Mesoscale Convective System in the Gulf of Mexico

April 3rd, 2013 |
Suomi NPP VIIRS 0.7 µm Day/Night Band and 11 µm IR (Click image to toggle)

Suomi NPP VIIRS 0.7 µm Day/Night Band and 11 µm IR (Click image to toggle)

One of the first strong Mesoscale Convective Systems of the Spring Season traversed the Gulf of Mexico during the day on April 3rd. Suomi/NPP VIIRS imagery of the 0.7 µm Day/Night Band and the 11.45 µm IR channel, from 0722 UTC, above, showed elements that are characteristic of these convective features. For example, the thick convective clouds were able to obscure most of the city lights of southern Louisiana on the Day/Night Band image, and the 11.45 µm IR imagery showed very cold cloud tops — colder than -80 C — over the Gulf of Mexico, along with evidence of cloud-top gravity waves over southern Louisiana (and the adjacent coastal waters) as well as over east Texas.

The active convection was generating considerable lightning activity: there were 1275 negative and 186 positive cloud-to-ground (CG) strikes detected over the region within a 15-minute period. Cloud tops illuminated by lightning were depicted as bright smears of light in the Day/Night Band (DNB) image, indicative of the very fast VIIRS sensor scanning motion. Of particular interest was a pair long black streaks immediately downstream of two large areas of lightning-illuminated cloud tops: one over Louisiana, and another farther south over the Gulf of Mexico (magnified image). These black lines represented a post-saturation “recovery period” after the DNB sensor detected very bright areas associated with intense lightning activity. It is also important to note that there is not always a direct correspondence between DNB image cloud-top lightning signatures and clusters of CG lightning activity — only one positive GC strike was seen close to the bright Louisiana DNB image lightning streak, while numerous negative and positive CG strikes were in the vicinity of the Gulf of Mexico DNB lightning streak.

Suomi NPP VIIRS 11.45 µm IR and GOES-13 10.7 µm IR images (Click image to toggle)

Suomi NPP VIIRS 11.45 µm IR and GOES-13 10.7 µm IR images (Click image to toggle)

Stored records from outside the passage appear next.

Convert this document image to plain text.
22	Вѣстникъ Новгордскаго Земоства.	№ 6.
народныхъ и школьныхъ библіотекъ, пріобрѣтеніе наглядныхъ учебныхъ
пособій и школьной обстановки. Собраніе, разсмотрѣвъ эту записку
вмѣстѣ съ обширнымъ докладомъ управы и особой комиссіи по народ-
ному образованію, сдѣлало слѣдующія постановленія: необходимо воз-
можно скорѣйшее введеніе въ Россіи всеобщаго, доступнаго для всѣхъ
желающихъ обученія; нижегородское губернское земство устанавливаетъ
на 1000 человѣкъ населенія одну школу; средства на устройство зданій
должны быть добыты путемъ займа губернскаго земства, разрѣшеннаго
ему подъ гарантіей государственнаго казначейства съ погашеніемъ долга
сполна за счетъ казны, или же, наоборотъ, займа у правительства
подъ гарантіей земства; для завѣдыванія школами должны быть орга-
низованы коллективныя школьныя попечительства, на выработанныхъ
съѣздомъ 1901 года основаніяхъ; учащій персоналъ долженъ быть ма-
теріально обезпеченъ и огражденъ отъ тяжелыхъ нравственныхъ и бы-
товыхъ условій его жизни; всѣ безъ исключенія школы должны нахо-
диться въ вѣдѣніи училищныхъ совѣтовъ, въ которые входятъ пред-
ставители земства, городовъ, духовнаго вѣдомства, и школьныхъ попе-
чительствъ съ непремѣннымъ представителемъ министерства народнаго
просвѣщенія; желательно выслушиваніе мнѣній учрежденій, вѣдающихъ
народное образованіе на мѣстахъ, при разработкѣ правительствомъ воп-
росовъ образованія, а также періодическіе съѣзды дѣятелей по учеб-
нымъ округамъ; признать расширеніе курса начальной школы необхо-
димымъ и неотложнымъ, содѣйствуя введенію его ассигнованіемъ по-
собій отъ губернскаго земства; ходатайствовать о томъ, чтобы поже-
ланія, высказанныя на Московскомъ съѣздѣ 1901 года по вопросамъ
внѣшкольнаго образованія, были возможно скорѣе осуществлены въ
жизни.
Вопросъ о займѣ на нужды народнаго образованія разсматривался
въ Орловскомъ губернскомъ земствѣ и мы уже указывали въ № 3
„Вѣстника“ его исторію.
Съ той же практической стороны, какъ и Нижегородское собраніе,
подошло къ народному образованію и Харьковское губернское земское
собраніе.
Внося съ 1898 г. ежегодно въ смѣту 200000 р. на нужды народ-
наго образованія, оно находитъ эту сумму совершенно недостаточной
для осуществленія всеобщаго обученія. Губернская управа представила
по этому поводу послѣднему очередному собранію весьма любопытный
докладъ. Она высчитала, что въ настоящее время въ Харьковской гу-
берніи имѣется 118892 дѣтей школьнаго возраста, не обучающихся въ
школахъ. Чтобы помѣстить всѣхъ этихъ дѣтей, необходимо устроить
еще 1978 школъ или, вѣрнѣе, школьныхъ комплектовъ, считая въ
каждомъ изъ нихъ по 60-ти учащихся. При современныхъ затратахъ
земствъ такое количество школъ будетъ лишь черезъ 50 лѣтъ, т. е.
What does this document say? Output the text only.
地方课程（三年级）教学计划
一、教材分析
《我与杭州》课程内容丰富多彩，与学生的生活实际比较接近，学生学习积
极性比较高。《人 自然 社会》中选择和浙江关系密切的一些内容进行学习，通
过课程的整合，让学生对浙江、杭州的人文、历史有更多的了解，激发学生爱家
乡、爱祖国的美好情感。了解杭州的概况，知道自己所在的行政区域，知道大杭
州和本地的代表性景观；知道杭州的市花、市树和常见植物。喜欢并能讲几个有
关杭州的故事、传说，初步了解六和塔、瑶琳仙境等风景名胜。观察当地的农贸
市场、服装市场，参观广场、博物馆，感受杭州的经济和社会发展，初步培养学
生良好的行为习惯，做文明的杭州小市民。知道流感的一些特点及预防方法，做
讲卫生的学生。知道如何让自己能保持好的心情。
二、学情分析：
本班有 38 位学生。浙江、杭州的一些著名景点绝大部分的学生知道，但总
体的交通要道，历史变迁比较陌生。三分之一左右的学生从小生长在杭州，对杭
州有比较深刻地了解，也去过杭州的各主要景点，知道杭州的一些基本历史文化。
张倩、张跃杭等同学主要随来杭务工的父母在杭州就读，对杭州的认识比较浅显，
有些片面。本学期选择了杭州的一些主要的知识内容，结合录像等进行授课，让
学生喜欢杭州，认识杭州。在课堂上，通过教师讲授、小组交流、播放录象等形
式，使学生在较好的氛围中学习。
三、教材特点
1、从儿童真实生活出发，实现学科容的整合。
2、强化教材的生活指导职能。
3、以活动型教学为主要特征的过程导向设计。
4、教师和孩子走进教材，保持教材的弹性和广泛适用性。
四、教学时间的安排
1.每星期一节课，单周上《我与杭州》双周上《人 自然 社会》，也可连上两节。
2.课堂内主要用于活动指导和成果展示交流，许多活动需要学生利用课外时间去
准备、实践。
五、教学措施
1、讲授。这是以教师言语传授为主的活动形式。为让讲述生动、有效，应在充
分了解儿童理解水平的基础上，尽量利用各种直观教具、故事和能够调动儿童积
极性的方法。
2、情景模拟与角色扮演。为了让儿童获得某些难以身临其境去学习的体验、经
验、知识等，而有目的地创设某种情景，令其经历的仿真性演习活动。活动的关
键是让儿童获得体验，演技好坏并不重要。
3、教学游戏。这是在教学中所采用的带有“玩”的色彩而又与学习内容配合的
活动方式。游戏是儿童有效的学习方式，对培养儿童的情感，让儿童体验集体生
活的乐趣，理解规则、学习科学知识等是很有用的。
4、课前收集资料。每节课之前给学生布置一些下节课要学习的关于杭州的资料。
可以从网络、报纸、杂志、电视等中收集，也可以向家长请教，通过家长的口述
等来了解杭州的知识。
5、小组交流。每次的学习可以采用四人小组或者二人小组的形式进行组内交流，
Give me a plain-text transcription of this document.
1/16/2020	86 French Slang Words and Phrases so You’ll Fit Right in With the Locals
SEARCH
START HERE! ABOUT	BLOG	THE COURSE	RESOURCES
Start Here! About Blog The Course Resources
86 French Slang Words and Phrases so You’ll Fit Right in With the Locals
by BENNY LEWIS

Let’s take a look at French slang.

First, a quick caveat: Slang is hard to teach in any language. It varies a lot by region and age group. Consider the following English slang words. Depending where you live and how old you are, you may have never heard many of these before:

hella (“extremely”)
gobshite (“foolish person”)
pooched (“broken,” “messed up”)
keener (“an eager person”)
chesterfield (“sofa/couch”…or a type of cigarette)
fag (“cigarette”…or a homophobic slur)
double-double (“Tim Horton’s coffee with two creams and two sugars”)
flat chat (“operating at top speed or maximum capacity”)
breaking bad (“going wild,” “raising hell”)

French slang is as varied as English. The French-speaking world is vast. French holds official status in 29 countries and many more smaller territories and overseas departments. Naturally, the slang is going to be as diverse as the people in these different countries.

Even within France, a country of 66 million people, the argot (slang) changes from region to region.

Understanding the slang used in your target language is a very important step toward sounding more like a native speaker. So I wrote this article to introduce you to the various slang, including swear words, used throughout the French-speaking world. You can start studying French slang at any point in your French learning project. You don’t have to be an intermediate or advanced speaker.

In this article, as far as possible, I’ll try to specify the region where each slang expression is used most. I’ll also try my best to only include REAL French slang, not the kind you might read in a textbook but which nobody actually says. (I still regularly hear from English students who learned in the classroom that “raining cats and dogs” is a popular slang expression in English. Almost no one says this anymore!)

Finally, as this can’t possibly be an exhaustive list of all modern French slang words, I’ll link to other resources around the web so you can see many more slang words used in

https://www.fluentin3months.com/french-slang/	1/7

A toggle between the high-resolution (1 km) Suomi/NPP VIIRS 11.45 µm IR imagery and the nominal 4-km imagery of the 10.7 µm IR from the GOES-13 Imager, above, demonstrates the importance of higher spatial resolution in detecting features that are important to aviation. Only the Suomi/NPP VIIRS image cleanly depicts the transverse bands that herald the potential presence of turbulence in the cirrus canopy.

GOES-13 10.7 µm Imagery and auto-detected Overshooting Tops

GOES-13 10.7 µm Imagery and auto-detected Overshooting Tops

Despite limitations related to resolution, GOES data can be used to automatically detect overshooting tops. The image above shows the GOES 10.7 µm image from AWIPS. Auto-detected overshooting tops are also shown, and they are spread out along the southern flank of this convective system, a region where convective development was ongoing. (Click here to see a toggle between the 10.7 µm image with and without the auto-detected overshooting tops). That persistent convective growth was also shown by the UW Cloud-top Cooling product, shown below, a product that highlights the most rapidly cooling growing convective towers.

GOES-13 10.7 µm Imagery and Computed Cloud-Top Cooling (Click image to animate)

GOES-13 10.7 µm Imagery and Computed Cloud-Top Cooling (Click image to animate)

Four Channels of MODIS imagery from 1841 UTC on 3 April (Click image to animate)

Four Channels of MODIS imagery from 1841 UTC on 3 April (Click image to animate)

The convective system has persisted through the early afternoon on April 3rd, as shown in the loop of different MODIS channels, above (including the visible, water vapor, cirrus channel, and 10.7 µm IR). This system is unusually far south into the Gulf of Mexico for early April.